Thursday, November 5, 2009

Script Second Draft: Shot List

Fade In:

shot 1 - Wide Shot of a factory floor. Two "dead" robots slide out of the way as we slowly dolly in to see our hero robot, a red light glowing above it, indicating that it is still functioning. The Faint sound of a motor starting and stopping can be heard.

shot 2 - Medium shot of the hero robot, looking at from the front, again the red indicator light in view. Sound of the motor a bit louder.

shot 3 - POV shot. We see a close up of a claw, opening and closing slowly, the object that the factory makes is just out of reach.

shot 4 - Full shot of entire robot, from the side, claw opening and closing, still slowly.

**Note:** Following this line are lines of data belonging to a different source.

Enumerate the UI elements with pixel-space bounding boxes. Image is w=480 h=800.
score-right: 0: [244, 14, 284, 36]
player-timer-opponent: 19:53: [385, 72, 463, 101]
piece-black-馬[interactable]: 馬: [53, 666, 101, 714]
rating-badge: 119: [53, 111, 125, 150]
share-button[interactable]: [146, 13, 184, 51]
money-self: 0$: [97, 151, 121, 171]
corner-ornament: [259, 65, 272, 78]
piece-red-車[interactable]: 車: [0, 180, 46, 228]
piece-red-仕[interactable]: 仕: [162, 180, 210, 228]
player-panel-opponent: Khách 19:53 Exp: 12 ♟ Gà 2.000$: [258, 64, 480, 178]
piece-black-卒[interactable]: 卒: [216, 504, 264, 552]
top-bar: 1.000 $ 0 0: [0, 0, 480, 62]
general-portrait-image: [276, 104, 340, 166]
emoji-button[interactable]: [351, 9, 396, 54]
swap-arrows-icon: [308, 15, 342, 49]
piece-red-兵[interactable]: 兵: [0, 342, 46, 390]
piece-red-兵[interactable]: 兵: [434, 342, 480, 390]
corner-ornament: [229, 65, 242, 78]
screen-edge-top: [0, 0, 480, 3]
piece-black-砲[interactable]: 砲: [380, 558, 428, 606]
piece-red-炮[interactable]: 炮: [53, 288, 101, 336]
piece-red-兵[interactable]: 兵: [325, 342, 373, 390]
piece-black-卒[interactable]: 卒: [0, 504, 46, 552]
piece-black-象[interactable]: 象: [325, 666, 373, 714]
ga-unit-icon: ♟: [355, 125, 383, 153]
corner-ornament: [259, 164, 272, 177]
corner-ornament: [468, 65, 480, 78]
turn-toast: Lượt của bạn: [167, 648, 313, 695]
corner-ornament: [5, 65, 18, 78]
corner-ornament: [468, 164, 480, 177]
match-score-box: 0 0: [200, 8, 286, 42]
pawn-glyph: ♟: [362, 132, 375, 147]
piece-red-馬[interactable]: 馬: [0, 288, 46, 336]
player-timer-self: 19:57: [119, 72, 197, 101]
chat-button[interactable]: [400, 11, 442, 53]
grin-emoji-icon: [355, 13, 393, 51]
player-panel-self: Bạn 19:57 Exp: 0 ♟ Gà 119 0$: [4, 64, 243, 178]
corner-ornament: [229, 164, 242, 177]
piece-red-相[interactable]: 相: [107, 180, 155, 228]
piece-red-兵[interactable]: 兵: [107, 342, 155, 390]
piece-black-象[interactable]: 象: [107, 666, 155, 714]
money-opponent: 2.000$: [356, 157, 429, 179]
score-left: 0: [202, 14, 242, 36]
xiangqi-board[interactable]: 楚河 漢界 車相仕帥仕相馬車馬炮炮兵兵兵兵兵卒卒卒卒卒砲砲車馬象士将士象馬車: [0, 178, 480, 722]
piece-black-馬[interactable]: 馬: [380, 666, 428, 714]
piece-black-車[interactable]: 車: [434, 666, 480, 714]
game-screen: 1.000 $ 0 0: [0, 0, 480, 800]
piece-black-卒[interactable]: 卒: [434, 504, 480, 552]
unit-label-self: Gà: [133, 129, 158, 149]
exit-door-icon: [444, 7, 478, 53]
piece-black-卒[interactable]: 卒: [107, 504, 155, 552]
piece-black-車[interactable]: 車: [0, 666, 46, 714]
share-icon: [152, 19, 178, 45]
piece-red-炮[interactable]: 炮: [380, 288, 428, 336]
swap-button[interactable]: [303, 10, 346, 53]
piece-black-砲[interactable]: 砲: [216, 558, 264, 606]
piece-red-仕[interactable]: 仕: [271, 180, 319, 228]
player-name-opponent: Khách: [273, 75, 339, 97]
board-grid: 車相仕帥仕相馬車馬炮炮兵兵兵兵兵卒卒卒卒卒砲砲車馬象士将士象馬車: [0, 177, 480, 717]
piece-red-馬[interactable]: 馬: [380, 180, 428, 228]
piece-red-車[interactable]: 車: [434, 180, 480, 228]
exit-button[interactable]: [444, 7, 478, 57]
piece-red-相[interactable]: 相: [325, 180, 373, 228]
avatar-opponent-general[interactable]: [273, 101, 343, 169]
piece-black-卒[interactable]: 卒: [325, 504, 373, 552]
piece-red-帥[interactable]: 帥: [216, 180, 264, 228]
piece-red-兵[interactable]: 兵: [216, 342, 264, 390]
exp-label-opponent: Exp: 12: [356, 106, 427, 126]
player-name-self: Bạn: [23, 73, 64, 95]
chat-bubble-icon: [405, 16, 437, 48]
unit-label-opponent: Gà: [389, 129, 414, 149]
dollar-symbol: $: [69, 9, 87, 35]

shot 5 - Wide shot from up high, through a shattered window/ripped wall siding, a figure appears in the foreground, hero robot still visible in the hole.

shot 6 - From the opposite angle, behind the hero robot, JASPER jumps through hole, still unclear as to who/what he is, leaves frame, then comes back into view as he approaches the hero robot. His eyes follow the entire length of the machine, inspecting, eventually grabbing the 'head' of the robot and peers into the eye.

shot 7 - POV, we see JASPER's cubist-style face inspecting the eye, and then beginning to move screen left.

shot 8 - Full-Wide shot, angled slightly downwards and above the robot's claw, JASPER moves towards camera, picks up object that the hero robot was reaching for, quickly inspects it, then tosses it behind him. The hero robot pathetically follows it with eye and claw as JASPER grabs another object from his pouch/belt.

shot 9 - Cut to a closer version of the previous shot, JASPER places another object onto the assembly line, grabs the hero robot's eye and points it at the object. The robot stares.

shot 10 - POV from hero robot's perspective, of a MIRROR, the reflection being obviously clear and not in 'cubist mode'


shot 12 - Medium/Full shot of the robot looking around, more animated than before. It eventually looks down at it's hand, lifts it up and starts rotating it playfully.

shot 13 - Medium shot of JASPER, looking amused. He begins to move forward.

shot 14 - Close up of JASPER's hand patting the hero robot on it's 'head'. JASPER then moves away.

shot 15 - Wide shot of factory floor, slowly pulling back. As JASPER is leaving screen right, we see the robot still playing with hand. The shadow of JASPER passing through the hole in the ceiling moves across robot, catching its attention as it looks up and watches him leave.

Fade out

Short Animation Analysis

Matt had asked me to analyze four animated short films, describing their story structure, use of style, and whether or not it was necessary to use animation to tell the story in the first place.

Knick Knack
What first struck me about this short was how quickly the characters appealed to me. Within the first few shots, I was interested in who these characters were, and how they might fit into the story. The music, vibrant colors, and subtle animation had me hooked from the beginning. Also, the strict reliance on the three act structure made the film easy to follow. I imagine the choice to use 3D animation came more from a "because we can" attitude rather than from a decision based on what would best fit the story. Obviously the technology was new and not very sophisticated at the time, but overall it did not take away from the story, how it was told, or how entertaining the end product was.

Nose Hair
As this short progressed, I begin to lose any semblance of a recognizable story, at least not in the same sense as "Knick Knack". As exciting and abstract as the visuals were, towards the end and from a storytelling perspective I was asking myself ‘what was the point’. The storyteller obviously wanted to depict visual abstraction, so in this case animation as a medium made sense. The sketchy pencil style aided in the manipulation of figure-ground, and the constant shifting of the environment kept me interested.

I imagine the most important obstacle the director of this short had to overcome was selling the world to an audience. It takes about a minute to finally get a wide shot of the environment, but by then the balancing mechanic had been properly established throughout a series of close ups, medium, and full shots. I did find myself asking a few questions about the character’s intentions as the short progressed (Have they ever done this fishing thing before, what were they expecting to find, why were the characters up there in the first place, etc). Eventually I ignored those questions for the sake of accepting what was going on in act 2. The use of stop motion definitely gave the short a handmade look, and felt appropriate for the story.

The Writer
Of the four, I think this example begs the question as to whether or not animation was a necessary medium for telling the story the most. The limited motion of the visuals suggests to me that the film’s focus was on the narration. The visuals do help put the spoken dialog into context, but I wonder how I would feel about seeing something like this in live action, or as an audio clip, or with animation that was a bit more intricate and fleshed out. In terms of style, I felt the audio and video matched well.